In this scheme, the pressure of generating ID is evenly distributed between the two machines, and the system fault tolerance is provided at the same time. If there is an error in the first one, it can be automatically switched to the second machine to obtain ID. But there are several disadvantages: the system adds machines, the horizontal expansion is more complex; the pressure of reading the DB,DB every time you get ID is still very high, and the performance can only be improved through the heap machine.

Snowflake distributed self-increasing ID algorithm

Twitter's snowfalke algorithm solves the need for distributed systems to generate global ID, generating 64-bit long numbers, which are composed of:

The first one is not used

The next 41 bits are millisecond time, and the length of 41 bits can represent 69 years.

5-bit datacenterId,5 bit workerId. 10-bit length supports deployment of up to 1024 nodes

The last 12 bits are counted in milliseconds, and the 12-bit counting sequence number supports each node to produce 4096 ID sequences per millisecond.

Problems of data migration and expansion

When the business is developing at a high speed and facing performance and storage bottlenecks, sharding design will be considered. at this time, it is inevitable to consider the migration of historical data. The general practice is to read out the historical data first, and then write the data to each shard node according to the specified sharding rules. In addition, capacity planning needs to be carried out according to the current data volume and the speed of business development, and the approximate number of shards needs to be calculated (it is generally recommended that the amount of data in a single table of a single shard should not exceed 1000W).

When to consider sub-database and sub-table

If you can't, you can't.

Not all tables need to be segmented, mainly depending on the growth rate of the data. Segmentation increases the complexity of the business to some extent. Do not easily use the "big trick" of sub-database and sub-table as a last resort to avoid "over-design" and "premature optimization". Before sub-database and sub-table, try your best to optimize as much as you can: upgrade hardware, upgrade network, read-write separation, index optimization and so on. When the amount of data reaches the bottleneck of a single table, sub-database and sub-table are considered.

The amount of data is too large, and normal operation and maintenance affect business access.

The operation and maintenance here refers to: for database backup, if the single table is too large, a large number of disk IO and network IO are required for backup. DDL,MYSQL a large table will lock the entire table, which will take a long time, during which the business cannot access the table, which has a great impact.

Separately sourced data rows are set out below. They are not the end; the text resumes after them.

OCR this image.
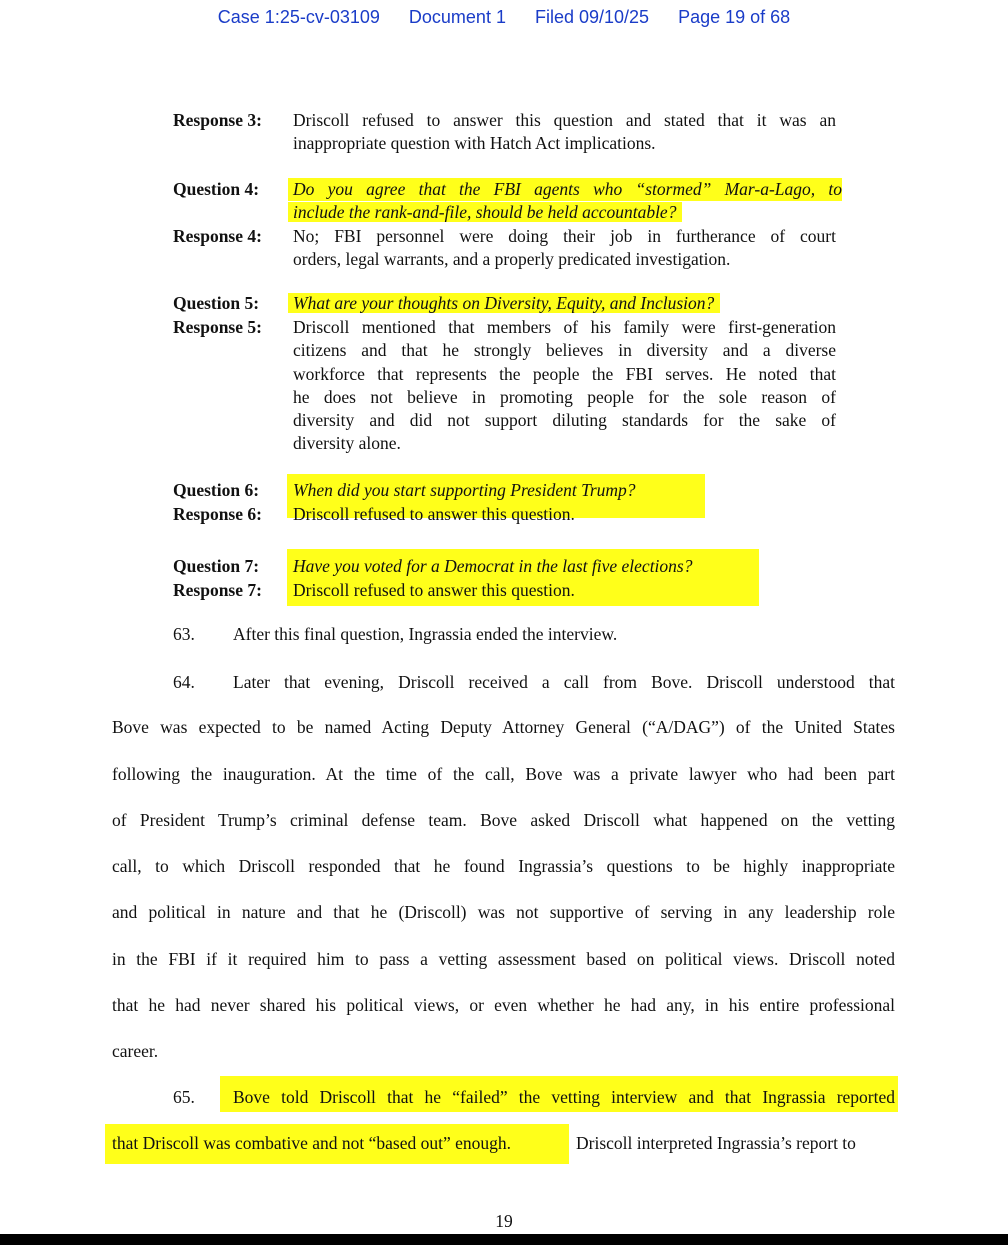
Case 1:25-cv-03109 Document 1 Filed 09/10/25 Page 19 of 68
Response 3:	Driscoll refused to answer this question and stated that it was an
inappropriate question with Hatch Act implications.
Question 4:	Do you agree that the FBI agents who “stormed” Mar-a-Lago, to
include the rank-and-file, should be held accountable?
Response 4:	No; FBI personnel were doing their job in furtherance of court
orders, legal warrants, and a properly predicated investigation.
Question 5:	What are your thoughts on Diversity, Equity, and Inclusion?
Response 5:	Driscoll mentioned that members of his family were first-generation
citizens and that he strongly believes in diversity and a diverse
workforce that represents the people the FBI serves. He noted that
he does not believe in promoting people for the sole reason of
diversity and did not support diluting standards for the sake of
diversity alone.
Question 6:	When did you start supporting President Trump?
Response 6:	Driscoll refused to answer this question.
Question 7:	Have you voted for a Democrat in the last five elections?
Response 7:	Driscoll refused to answer this question.
63. After this final question, Ingrassia ended the interview.
64. Later that evening, Driscoll received a call from Bove. Driscoll understood that
Bove was expected to be named Acting Deputy Attorney General (“A/DAG”) of the United States
following the inauguration. At the time of the call, Bove was a private lawyer who had been part
of President Trump’s criminal defense team. Bove asked Driscoll what happened on the vetting
call, to which Driscoll responded that he found Ingrassia’s questions to be highly inappropriate
and political in nature and that he (Driscoll) was not supportive of serving in any leadership role
in the FBI if it required him to pass a vetting assessment based on political views. Driscoll noted
that he had never shared his political views, or even whether he had any, in his entire professional
career.
65. Bove told Driscoll that he “failed” the vetting interview and that Ingrassia reported
that Driscoll was combative and not “based out” enough.	Driscoll interpreted Ingrassia’s report to
19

When large tables are accessed and updated frequently, lock waits are more likely to occur.

As the business develops, some fields need to be split vertically

There are no examples here. In the actual business, you may encounter that some fields that are accessed infrequently or updated less frequently should be separated from the large table.

The amount of data is growing rapidly

With the rapid development of business, the amount of data in a single table will continue to grow. When the performance is close to the bottleneck, we need to consider horizontal segmentation and do sub-database sub-table.

Thank you for your reading. The above is the content of "when to consider sub-database and sub-table". After the study of this article, I believe you have a deeper understanding of when to consider sub-database and sub-table. the specific use of the situation also needs to be verified by practice. Here is, the editor will push for you more related knowledge points of the article, welcome to follow!

Welcome to subscribe "Shulou Technology Information " to get latest news, interesting things and hot topics in the IT industry, and controls the hottest and latest Internet news, technology news and IT industry trends.

*The comments in the above article only represent the author's personal views and do not represent the views and positions of this website. If you have more insights, please feel free to contribute and share.